In the year to date, Chinese yards have secured 44 percent of the 71 rig contracts. The increasing prominence of Chinese yards is reflected particularly in the jack-up rig market, where they have received orders for 29 of the 56 jack-up rigs in 2013, versus the 20 jack-up rigs secured by Singapore yards.

Most of the jack-up orders went to five leading Chinese yards-- China Shipbuilding Industry Company Dalian, China Merchants Heavy Industries (CMHI), Chinese State Shipbuilding Corporation Shanghai Waigaoqiao, China International Marine Containers Raffles and Cosco Corporation.

According to Credit Suisse Research, which analyzed the customers that have placed orders with Chinese yards since 2010, close to half are new entrants which did not own rig assets previously.

The Swiss research house estimated that Chinese yards have the capacity to deliver 28 jack-up rigs per annum.
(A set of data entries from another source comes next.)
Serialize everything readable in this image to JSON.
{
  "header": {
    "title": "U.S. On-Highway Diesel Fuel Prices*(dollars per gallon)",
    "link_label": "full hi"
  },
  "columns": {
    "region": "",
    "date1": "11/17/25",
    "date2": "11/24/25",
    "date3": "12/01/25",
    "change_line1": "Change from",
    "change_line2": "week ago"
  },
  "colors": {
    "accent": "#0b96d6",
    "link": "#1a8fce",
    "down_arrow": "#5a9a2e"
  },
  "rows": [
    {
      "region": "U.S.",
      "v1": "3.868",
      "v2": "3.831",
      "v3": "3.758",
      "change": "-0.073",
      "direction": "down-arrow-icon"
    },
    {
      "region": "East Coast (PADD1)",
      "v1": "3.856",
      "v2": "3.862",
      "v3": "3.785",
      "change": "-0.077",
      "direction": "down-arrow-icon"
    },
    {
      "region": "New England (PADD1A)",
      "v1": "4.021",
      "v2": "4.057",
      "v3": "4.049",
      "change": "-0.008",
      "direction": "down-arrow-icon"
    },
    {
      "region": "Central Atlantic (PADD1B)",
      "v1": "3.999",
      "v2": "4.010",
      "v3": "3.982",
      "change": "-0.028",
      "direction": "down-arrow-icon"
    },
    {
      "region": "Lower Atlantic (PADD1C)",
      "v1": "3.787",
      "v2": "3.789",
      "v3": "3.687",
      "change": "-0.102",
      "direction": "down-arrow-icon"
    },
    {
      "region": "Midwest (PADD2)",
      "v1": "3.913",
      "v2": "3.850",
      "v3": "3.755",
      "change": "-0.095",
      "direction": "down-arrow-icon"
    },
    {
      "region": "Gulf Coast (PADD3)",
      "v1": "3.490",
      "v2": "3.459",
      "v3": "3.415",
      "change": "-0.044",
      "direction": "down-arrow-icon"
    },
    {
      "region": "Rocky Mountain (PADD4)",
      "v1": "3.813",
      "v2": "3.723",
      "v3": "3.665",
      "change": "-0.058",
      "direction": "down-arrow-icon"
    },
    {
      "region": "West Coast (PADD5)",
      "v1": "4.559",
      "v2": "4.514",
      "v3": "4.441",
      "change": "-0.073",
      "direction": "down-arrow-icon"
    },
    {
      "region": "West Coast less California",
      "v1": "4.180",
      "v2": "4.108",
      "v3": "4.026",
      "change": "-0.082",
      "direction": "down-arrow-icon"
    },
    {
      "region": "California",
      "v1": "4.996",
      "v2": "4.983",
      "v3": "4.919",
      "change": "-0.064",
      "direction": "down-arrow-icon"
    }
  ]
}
With a number of Chinese yards having announced plans to invest in greenfield offshore yards, Chinese rig-building capacity is likely to increase by another nine jack-up units over the next three years, leading to a further 8 percent increase in global capacity.

With the global jack-up fleet expected to grow by 31 percent between 2013 and 2016, Credit Suisse also estimated that demand has to grow by 5 percent per year, and annual rig removal has to be maintained at the 2012 level of 16 jack-ups to keep jack-up utilization at about 80 percent.

Chinese yards could gain market share through strong government support and financing provided by Chinese banks, willingness to accept backend-loaded payment terms and lower prices, as well as through taking equity stakes in the rigs.

However, Credit Suisse pointed out that their ambitions are likely to be hampered by a lack of cost advantage in rig-building.

As rig-building requires significant financial and technical resources, there might be a divergence in the ability of Chinese yards to secure contracts with a concentration of orders with the leading yards.

In addition, Chinese yards are also likely to be disadvantaged in securing key equipment as the domestic supply chain is still at its infancy, while the lack of engineering know-how could continue to lead to execution challenges and delivery delays. Hence, more time may be needed to develop proprietary rig designs and establish their track record.

On the other hand, Singapore yards liked Keppel and SembCorp Marine are marketing their drill-ship designs, and are developing technology for other offshore equipment to improve their competitiveness. With greater customer demand for localization of rig construction, Singapore rig-builders are growing their network of global yards.

Credit Suisse believed that a three-tiered rig construction market will develop in the long term, with Singapore yards still preferred by established drillers and national oil companies.

In the middle tier will be the five leading Chinese yards which are likely to continue receiving orders from new entrants by offering attractive payment terms.

At the bottom tier are the emerging Chinese yards that might target lower-end offshore equipment in the face of more aggressive competition.

This segmentation is likely to drive a continued divergence in returns which will very much depend on yards' ability to develop proprietary rig designs and accelerate overseas expansion.